Posted on Aug 29, 2017 |

Hard Time by Shaun Attwood

♥♥♥♥♥

Nonfiction > Biography

The appalling pardon of Sheriff Joe Arpaio by President Trump was the reason this prison memoir jumped to the top of my To Be Read list. I knew how vile Arpaio was a long time ago despite not living in Arizona or knowing anyone in his jail. He’s notoriously bragged that it cost more to feed the prison dogs than the prisoners, who he fed moldy bread and green bologna to for two meals a day (40 cents a day) and the “red death” for the other meal each day. Naturally, for inmates who were indigent—meaning they had no one to put money on their commissary books to buy nuts, cookies, and crackers—chronic diarrhea was a constant companion.

The other constant companions were cockroaches and sweltering Arizona heat. Prisoners had perpetual heat rashes and bug bites that would become enflamed, but they wouldn’t get medical attention until one inmate’s thumb needed to be amputated, for example. If there were going to be inspections, suddenly the air conditioning would work again. As soon as the inspectors left, mysteriously the jail cells would once again be as hot as the Arizona sun could make it, which is why they had rashes that left them bloody, plus all the spider and cockroach bites. Some men died from heat exhaustion, especially men battling diabetes or other ailments. Some died from their beatings from other prisoners, which could inflicted for a variety of spurious reasons. Others died from suicide. These men were in jail, not prison, meaning they hadn’t been sentenced yet.

Many people in prison battle drug and alcohol addiction because they are self-medicating for the PTSD they have from the abuse they suffered as children or for bipolar disorder or schizophrenia. Mental illness can be treated, but a person needs the proper pharmaceutical cocktail, which means access to decent medical care. No one got such care in Arpaio’s prison.

The author Shaun Attwood came to Arizona from England. He was a successful stockbroker who relaxed by going to raves and doing ecstasy. He made so much money he no longer needed to work. Unfortunately, he used his good education and business mind to become a wildly successful dealer of ecstasy. He’d throw wild raves. However, by the time the police busted down his door, he was in a solid, healthy relationship with a woman who didn’t use drugs and had been clean and doing real work for a year. The police didn’t find any drugs in his place, but incarcerated him for two years without charges.

It’s important to note that most people who are incarcerated will return to society someday. “When a society treats its prisoners like animals some will behave like animals when they return to society.”

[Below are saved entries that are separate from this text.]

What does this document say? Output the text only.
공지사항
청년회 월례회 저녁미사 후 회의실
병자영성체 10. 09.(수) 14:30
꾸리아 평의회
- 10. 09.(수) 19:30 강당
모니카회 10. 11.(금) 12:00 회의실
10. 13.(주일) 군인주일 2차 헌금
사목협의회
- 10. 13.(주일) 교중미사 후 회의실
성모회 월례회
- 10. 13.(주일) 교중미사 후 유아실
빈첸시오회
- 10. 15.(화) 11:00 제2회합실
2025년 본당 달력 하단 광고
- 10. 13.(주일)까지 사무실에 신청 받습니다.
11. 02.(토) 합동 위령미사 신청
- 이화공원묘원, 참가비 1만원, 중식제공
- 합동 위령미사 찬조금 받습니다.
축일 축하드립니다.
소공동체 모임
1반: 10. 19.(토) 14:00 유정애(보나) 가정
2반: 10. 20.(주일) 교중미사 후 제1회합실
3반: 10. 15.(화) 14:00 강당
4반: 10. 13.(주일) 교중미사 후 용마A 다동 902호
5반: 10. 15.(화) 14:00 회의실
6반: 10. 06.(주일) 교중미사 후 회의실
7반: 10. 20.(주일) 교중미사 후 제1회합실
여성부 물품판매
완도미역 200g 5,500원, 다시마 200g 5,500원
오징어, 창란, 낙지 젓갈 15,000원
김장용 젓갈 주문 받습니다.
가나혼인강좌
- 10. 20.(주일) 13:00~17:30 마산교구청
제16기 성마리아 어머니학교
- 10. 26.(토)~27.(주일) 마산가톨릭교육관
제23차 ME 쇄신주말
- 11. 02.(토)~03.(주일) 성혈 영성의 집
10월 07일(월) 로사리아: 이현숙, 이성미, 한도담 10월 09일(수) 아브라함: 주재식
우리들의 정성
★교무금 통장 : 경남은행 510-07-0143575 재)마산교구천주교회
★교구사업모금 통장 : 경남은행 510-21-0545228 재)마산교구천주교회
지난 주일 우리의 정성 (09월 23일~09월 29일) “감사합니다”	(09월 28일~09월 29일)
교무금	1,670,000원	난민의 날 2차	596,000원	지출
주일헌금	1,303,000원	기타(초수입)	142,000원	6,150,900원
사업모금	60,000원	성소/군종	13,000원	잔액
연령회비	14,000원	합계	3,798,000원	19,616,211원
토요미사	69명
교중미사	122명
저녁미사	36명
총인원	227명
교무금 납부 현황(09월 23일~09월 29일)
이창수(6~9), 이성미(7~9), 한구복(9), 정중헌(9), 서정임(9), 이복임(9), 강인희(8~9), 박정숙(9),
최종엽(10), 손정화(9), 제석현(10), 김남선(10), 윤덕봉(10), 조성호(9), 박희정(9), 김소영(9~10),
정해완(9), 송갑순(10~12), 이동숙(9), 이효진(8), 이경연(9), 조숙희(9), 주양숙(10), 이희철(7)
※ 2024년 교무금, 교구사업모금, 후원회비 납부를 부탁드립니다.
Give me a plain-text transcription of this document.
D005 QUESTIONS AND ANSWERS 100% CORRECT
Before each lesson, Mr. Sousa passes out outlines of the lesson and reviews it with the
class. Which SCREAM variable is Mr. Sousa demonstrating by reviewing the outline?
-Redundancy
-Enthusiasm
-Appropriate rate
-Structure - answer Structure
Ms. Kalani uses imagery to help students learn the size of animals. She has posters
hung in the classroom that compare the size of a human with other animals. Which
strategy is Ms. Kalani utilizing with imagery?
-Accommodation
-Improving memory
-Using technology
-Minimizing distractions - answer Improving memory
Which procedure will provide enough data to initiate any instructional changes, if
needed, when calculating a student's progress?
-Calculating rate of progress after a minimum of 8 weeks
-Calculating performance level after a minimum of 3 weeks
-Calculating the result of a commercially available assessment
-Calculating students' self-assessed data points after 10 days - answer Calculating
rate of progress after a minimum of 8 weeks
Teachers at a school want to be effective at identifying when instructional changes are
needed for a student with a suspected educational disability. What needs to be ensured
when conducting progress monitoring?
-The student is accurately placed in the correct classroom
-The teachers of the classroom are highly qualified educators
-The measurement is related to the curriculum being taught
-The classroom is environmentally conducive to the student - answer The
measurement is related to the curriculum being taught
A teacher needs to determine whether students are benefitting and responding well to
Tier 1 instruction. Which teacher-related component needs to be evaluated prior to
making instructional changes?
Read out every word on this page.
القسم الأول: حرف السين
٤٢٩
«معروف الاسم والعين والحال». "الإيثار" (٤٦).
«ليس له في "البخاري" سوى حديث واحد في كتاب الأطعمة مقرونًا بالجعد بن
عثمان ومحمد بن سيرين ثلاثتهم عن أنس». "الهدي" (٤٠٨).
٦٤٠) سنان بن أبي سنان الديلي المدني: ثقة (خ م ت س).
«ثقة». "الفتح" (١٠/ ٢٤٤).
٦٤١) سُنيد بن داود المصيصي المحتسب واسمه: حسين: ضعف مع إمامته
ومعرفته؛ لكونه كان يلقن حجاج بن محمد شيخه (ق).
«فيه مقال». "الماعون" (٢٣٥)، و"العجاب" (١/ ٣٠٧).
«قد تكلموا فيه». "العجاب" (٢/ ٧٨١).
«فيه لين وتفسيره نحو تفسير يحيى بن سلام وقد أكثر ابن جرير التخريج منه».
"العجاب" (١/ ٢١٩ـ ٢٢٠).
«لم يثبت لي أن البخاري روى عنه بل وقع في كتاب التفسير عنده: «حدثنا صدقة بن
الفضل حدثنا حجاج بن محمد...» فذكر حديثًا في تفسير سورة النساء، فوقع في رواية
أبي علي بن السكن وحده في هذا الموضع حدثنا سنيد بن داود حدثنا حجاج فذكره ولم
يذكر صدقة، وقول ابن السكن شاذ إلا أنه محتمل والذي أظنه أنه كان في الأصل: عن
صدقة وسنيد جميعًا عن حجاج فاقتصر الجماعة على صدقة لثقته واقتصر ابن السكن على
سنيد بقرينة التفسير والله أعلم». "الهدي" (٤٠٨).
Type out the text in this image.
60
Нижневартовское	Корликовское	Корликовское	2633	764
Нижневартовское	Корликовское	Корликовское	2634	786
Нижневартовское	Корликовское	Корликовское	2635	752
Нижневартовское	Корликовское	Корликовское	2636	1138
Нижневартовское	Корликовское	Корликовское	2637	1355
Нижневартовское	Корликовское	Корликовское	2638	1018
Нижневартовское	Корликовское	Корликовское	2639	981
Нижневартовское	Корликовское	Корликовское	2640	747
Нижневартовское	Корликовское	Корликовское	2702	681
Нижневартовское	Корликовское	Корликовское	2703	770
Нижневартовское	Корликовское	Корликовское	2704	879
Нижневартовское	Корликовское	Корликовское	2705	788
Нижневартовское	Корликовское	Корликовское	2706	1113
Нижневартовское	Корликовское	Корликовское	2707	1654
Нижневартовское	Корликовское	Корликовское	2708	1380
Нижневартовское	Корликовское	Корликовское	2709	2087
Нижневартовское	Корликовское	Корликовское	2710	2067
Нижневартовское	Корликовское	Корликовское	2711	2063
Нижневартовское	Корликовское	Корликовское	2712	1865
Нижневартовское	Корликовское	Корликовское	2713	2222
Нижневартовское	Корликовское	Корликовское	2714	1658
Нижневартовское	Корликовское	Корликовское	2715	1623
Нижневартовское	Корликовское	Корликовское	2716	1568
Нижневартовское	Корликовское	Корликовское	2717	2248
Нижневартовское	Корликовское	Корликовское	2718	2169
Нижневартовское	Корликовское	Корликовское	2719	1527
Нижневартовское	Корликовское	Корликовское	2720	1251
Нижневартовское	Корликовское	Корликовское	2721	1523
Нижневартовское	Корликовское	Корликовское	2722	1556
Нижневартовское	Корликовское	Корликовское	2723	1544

Attwood writes, “The media led me to believe that jails are full of serial killers and rapists, but they are only a small percentage of the population. The disproportionate amount of stories about killers and rapists keeps the public in fear of all prisoners and feed the lock-them-up-and-throw-away-the-key attitude. Most of the prisoners I’ve met need counseling, mental-health care, education and job skills.”

The other intriguing thing the book talks about is race relations in jail. Attwood is white, and when he was incarcerated he decided to learn Spanish, and the Mexicans and Mexican Americans (who are bitter enemies in jail), helped him learn in exchange for commissary, but this got him in trouble with other members of his race. He writes about the hierarchy of the Aryan Nation, and what the various tattoos mean. I wonder how many white people became Aryan Nation converts to survive incarceration and carry that hatred back with them on the outside, vs. how many started out as racists. Attwood is writes about “the saner whites” and “the saner guards.” (Meaning nonracist whites and guards that didn’t abuse prisoners for fun.)

“From what I’ve seen, the prisons are being packed with mostly petty drug offenders. That’s how the system stays in business, and the corrupt few like Sheriff Joe Arpaio enrich themselves.”